How to preserve your innovation speed and your budget with quotas APIs

guillaume blaquiere
Google Cloud - Community
8 min readMar 16, 2021

The cloud has many benefits and one of them is the innovation speed with the motto “Fail fast, iterate faster”. Indeed, the cloud providers propose tons of services to easily test and experiment, when the same would be expensive, or impossible, on premise environment.

  • Create a cluster with Hadoop or Kubernetes
  • Use graphic accelerator for AI training
  • Deploy a global application,…

The cloud platforms are wonderful sandboxes where you can spend hours to experiment and try out. However, resources aren’t free!

There is periodic bad news on specialized websites about bad uses (or misuse) that led to huge bills.

Even if free tiers are generous on Google Cloud, some cases can lead to expensive bills. This situation frightens the companies and top management and, for them, the easiest solution is to restrict the users authorizations to use only a subset of the platforms.
The bad side is that you limit the freedom and the capacity to innovate for your teams.

How to continue to test, experiment and innovate while controlling your budget and avoiding abuses?

This question is especially important in the sandbox/test projects that you provide to your users and/or R&D teams.

Google Cloud Quotas API

Instead of limiting the set of usable services with role and permissions, the other solution is to limit the expenses on each service. It’s the purpose of the quota API, to set an upper bound on the usable resources on each service.

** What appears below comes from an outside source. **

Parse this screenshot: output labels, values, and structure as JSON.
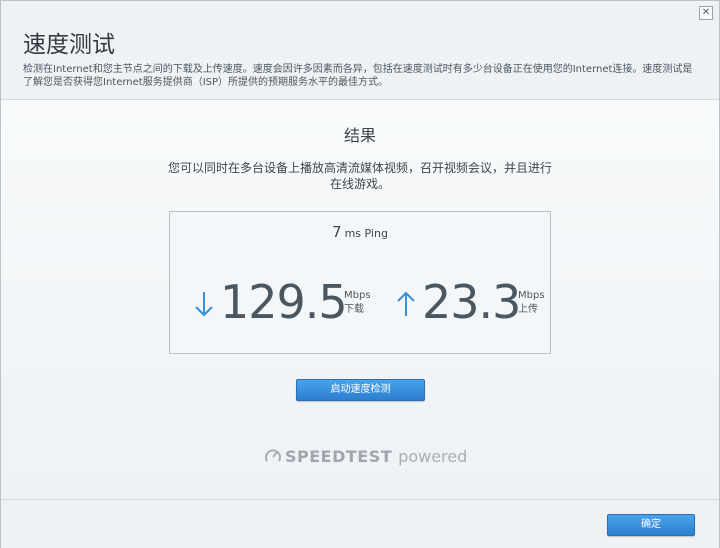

I would like to focus on 2 use cases:

  • BigQuery
  • Compute engine

Automation of quotas

To enforce quota definitions automatically on your projects, especially the sandbox projects, you need to automate the quotas set when you create or update the projects.

You can choose to achieve this by API call or by terraform. I will present both to help to choose the best fit for your use cases and existing project creation/update processes.

API test and security concern

Before going deeper, you will see that I use gcurl command which is an alias of curl with a security header populated automatically (for easy use). You can find how to create it in the Quotas API documentation.

However, I dislike that solution because it requires us to create a service account key file; with all the possible security issues that it can imply. And despite my request to the Google Cloud team, that dangerous piece of doc is still here.

So I propose to use your user account like this (you need to be authenticated previously with a gcloud auth init or a gcloud auth login)

alias gcurl='curl \
-H "Authorization: Bearer $(gcloud auth print-access-token)" \
-H "Content-Type: application/json"'

Or even to use a service account by impersonation (be sure that your current authenticated user has the right roles to impersonate the service account)

alias gcurl='curl \
-H "Authorization: Bearer $(gcloud auth print-access-token \
--impersonate-service-account=totoyoyo@gdglyon-cloudrun.iam.gserviceaccount.com)" \
-H "Content-Type: application/json"'

The best way to protect a secret, is to not have a secret!

So, when you can, don’t use service account key file (which contain private RSA key), except when you reach the limits of the IAM service

Quotas for BigQuery

BigQuery is an awesome toy: you can process petabytes of data in seconds!! Data scientists love it because they can now achieve queries that never were able to achieve in their previous on prem environment.

It’s wonderful and, because you pay the volume of data that you scan in each query, the cost at the end of the day can quickly skyrocket (I already saw $100k+ in one afternoon!).

Education is the right path but sometimes mistakes can occur. And there is no room for mistakes, you pay what you use. And that’s why quotas are very important to prevent this kind of situation!

BigQuery quota limitation by API

Before setting quotas on BigQuery, it’s important to know which quotas exist. For this you can list the current quota available in the Quota API.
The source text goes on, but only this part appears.